The low thyroxine (T₄) state of acute critical nonthyroidal illnesses is characterized by marked decreases in serum total T₄ and triiodothyronine (T₃) with elevated reverse T₃ (rT₃) values. To better define the mechanisms responsible for these alterations, serum kinetic disappearance studies of labeled T₄, T₃, or rT₃ were determined in 16 patients with the low T₄ state and compared with 27 euthyroid controls and a single subject with near absence of thyroxine-binding globulin. Marked increases in the serum free fractions of T₄ (0.070±0.007%, normal [nl] 0.0315±0.0014, P < 0.001), T₃ (0.696±0.065%, nl 0.310±0.034, P < 0.001), and rT₃ (0.404±0.051%, nl 0.133±0.007, P < 0.001) by equilibrium dialysis were observed indicating impaired serum binding. Noncompartmental analysis of the kinetic data revealed an increased metabolic clearance rate (MCR) of T₄ (1.69±0.22 liter/d per m², nl 0.73±0.05, P < 0.001) and fractional catabolic rate (FCR) (32.8±2.6%, nl 12.0±0.8, P < 0.001), analogous to the euthyroid subject with low thyroxine-binding globulin. However, the reduced rate of T₄ exit from the serum (Kii) (15.2±4.6 d⁻¹, nl 28.4±3.9, P < 0.001) indicated an impairment of extravascular T₄ binding that exceeded the serum binding defect. This defect did not apparently reduce the availability of T₄ to sites of disposal as reflected by the increased fractional disposal rate of T₄ (0.101±0.018 d⁻¹, nl 0.021±0.003, P < 0.001). The decreased serum T₃ binding was associated with the expected increases in MCR (18.80±2.22 liter/d per m², nl 13.74±1.30, P < 0.05) and total volume of distribution (26.55±4.80 liter/m², nl 13.10±2.54, P < 0.01). However, the unaltered Kii suggested an extravascular binding impairment comparable to that found in serum. The decreased T₃ production rate (6.34±0.53 μg/d per m², nl 23.47±2.12, P < 0.005) appeared to result from reduced peripheral T₄ to T₃ conversion because of decreased 5′-deiodination rather than from a decreased T₄ availability. This view was supported by the normality of the rT₃ production rate. The normal Kii values for rT₃ indicated a comparable defect in serum and extravascular rT₃ binding. The reduced MCR (25.05±6.03 liter/d per m², nl 59.96±8.56, P < 0.005) and FCR (191.0±41.19%, nl 628.0±199.0, P < 0.02) for rT₃ are compatible with an impairment of the rT₃ deiodination rate.

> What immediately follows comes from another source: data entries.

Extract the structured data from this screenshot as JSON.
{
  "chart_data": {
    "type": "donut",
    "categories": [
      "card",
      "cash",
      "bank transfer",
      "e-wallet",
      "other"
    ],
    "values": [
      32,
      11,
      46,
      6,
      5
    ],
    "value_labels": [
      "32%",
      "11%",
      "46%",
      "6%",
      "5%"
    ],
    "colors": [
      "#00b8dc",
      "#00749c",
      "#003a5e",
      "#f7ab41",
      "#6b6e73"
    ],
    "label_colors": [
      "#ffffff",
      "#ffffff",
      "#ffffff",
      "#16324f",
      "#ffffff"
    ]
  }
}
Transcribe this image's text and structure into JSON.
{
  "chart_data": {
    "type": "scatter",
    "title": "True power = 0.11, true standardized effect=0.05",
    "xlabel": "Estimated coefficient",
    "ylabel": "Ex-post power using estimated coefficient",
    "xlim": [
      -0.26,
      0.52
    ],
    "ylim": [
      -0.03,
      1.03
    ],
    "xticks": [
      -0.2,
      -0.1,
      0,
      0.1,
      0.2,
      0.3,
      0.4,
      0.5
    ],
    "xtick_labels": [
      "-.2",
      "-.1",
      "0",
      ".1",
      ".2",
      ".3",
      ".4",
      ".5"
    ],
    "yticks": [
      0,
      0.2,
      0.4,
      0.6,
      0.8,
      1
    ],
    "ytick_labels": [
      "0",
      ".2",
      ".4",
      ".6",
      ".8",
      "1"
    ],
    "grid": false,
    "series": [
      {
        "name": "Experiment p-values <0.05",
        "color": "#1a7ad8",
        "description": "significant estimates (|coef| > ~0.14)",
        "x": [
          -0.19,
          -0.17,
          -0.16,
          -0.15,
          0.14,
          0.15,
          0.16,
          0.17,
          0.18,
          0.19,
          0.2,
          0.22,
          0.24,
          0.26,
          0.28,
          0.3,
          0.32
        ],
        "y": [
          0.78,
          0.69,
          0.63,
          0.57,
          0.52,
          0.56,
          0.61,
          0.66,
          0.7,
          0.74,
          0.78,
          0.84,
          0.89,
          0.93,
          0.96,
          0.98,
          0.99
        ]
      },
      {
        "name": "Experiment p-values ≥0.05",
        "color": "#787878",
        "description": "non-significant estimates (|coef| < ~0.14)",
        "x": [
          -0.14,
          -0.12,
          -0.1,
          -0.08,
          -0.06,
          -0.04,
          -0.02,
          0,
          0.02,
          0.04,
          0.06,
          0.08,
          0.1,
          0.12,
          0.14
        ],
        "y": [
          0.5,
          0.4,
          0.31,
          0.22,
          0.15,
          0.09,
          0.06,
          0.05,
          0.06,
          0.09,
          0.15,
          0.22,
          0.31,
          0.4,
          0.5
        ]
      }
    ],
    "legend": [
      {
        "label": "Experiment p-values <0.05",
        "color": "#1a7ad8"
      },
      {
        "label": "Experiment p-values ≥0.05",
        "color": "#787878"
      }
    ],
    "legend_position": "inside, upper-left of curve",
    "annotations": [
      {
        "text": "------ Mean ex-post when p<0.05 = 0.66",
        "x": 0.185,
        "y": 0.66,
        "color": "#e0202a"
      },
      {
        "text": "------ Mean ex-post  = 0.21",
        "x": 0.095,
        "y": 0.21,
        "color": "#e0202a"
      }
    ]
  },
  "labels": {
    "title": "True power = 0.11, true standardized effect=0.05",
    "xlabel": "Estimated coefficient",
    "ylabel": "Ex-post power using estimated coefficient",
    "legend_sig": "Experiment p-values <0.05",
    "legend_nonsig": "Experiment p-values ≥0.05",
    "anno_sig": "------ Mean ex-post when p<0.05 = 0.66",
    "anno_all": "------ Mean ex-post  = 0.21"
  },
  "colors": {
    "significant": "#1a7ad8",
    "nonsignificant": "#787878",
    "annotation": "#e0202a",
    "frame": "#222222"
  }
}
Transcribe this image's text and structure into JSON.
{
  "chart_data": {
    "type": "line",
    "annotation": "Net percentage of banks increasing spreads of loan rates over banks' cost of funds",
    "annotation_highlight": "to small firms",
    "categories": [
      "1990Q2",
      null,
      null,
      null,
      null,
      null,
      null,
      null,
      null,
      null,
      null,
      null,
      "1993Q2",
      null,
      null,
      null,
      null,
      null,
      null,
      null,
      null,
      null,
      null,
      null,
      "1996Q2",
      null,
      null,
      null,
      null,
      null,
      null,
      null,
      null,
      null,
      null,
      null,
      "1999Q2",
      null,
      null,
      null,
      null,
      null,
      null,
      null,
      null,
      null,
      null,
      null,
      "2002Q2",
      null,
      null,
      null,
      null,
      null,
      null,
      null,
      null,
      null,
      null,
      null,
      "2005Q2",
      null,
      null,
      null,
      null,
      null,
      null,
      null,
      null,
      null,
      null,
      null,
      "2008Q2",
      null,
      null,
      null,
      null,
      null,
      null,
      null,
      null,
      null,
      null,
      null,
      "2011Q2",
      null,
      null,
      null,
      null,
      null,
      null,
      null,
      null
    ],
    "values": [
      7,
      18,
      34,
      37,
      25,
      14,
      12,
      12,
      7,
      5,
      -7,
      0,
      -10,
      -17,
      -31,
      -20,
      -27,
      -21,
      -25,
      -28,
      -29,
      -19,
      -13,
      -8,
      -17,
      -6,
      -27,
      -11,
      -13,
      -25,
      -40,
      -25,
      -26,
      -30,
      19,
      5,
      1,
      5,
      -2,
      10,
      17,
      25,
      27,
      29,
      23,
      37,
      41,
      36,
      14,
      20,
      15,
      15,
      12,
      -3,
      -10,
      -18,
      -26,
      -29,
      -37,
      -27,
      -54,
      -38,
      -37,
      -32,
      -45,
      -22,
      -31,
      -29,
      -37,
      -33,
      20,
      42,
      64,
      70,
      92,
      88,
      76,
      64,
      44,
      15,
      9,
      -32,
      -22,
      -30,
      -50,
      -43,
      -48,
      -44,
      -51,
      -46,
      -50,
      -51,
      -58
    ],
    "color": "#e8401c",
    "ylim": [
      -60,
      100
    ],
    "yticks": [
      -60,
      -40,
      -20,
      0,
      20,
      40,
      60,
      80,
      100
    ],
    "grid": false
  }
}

These alterations in thyroid hormones indices and kinetic parameters for T₄, T₃, and rT₃ in the low T₄ state of acute nonthyroidal illnesses can be accounted for by: (a) decreased binding of T₄, T₃, and rT₃ to vascular and extravascular sites with a proportionately greater impairment of extravascular T₄ binding, and (b) impaired 5′-deiodination activity affecting both T₄ and rT₃ metabolism.